Donald Stout co-founded NTP [Wikipedia] with Tom Campana in 1992. Stout received $177 million of RIM's settlement. Campana died from lung cancer before the settlement was made, but his widow received $153 million. According to the article, NTP's patents that made its infringement case against RIM actually came out of a bankruptcy ruling from a company called Telefind. Stout served as Telefind's patent attorney and thus had an intimate knowledge of the IP.

Telefind's founder, Andy Andros, worked with Campana and the pair put their IP into the hands of Telefind. But when the company fell into hard times and declared bankruptcy, Andros allegedly schemed with Campana to testify that the potentially valuable patents belonged to Campana and were not Telefind property that could be seized by a creditor.

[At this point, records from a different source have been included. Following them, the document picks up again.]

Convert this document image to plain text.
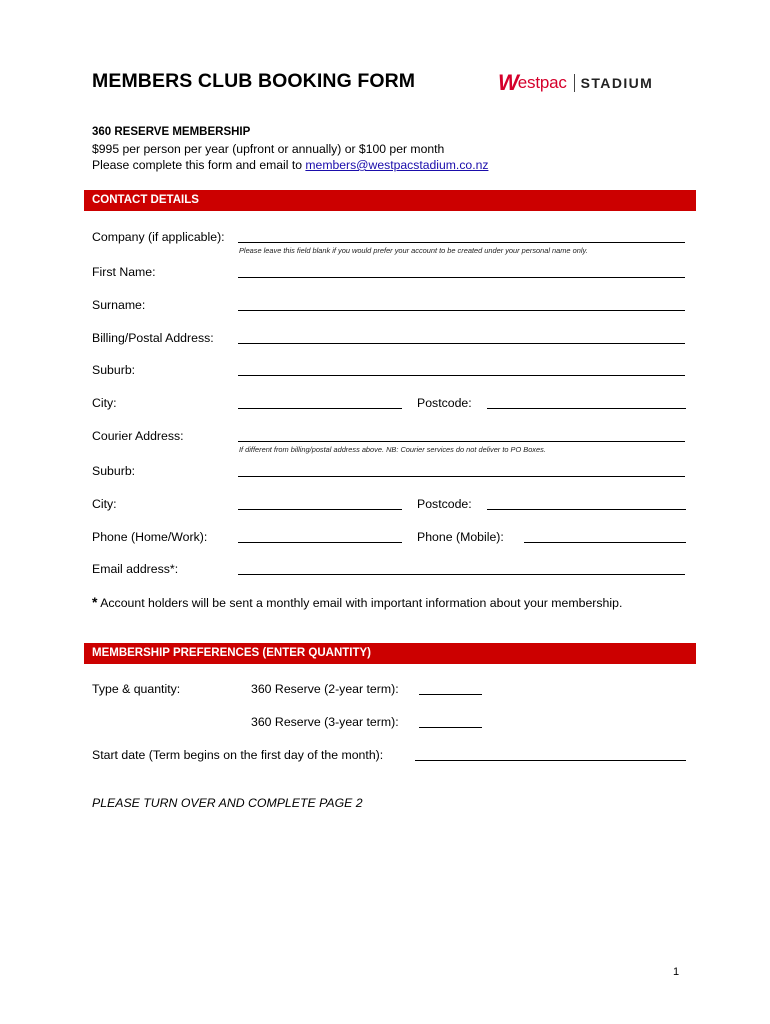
MEMBERS CLUB BOOKING FORM	W estpac STADIUM
360 RESERVE MEMBERSHIP
$995 per person per year (upfront or annually) or $100 per month
Please complete this form and email to members@westpacstadium.co.nz
CONTACT DETAILS
Company (if applicable):
Please leave this field blank if you would prefer your account to be created under your personal name only.
First Name:
Surname:
Billing/Postal Address:
Suburb:
City:	Postcode:
Courier Address:
If different from billing/postal address above. NB: Courier services do not deliver to PO Boxes.
Suburb:
City:	Postcode:
Phone (Home/Work):	Phone (Mobile):
Email address*:
* Account holders will be sent a monthly email with important information about your membership.
MEMBERSHIP PREFERENCES (ENTER QUANTITY)
Type & quantity:	360 Reserve (2-year term):
360 Reserve (3-year term):
Start date (Term begins on the first day of the month):
PLEASE TURN OVER AND COMPLETE PAGE 2
1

However only during the latest legal battle with RIM, a decade later, documents to the contrary came to light. Andros is now deceased but his family argues that Stout and Campana effectively stole control of the patents, now worth a staggering $600 million. The family is now involved in a lawsuit to get a cut of the winnings.

An expert witness testified that the work in question far surpassed anything usable on the Telefind network, suggesting that Mr. Campana must have worked on the technology by himself. That witness, a patent attorney and hunting friend of Mr. Stout named Bill Wright, became one of the largest investors in NTP, taking home $20 million from the RIM settlement.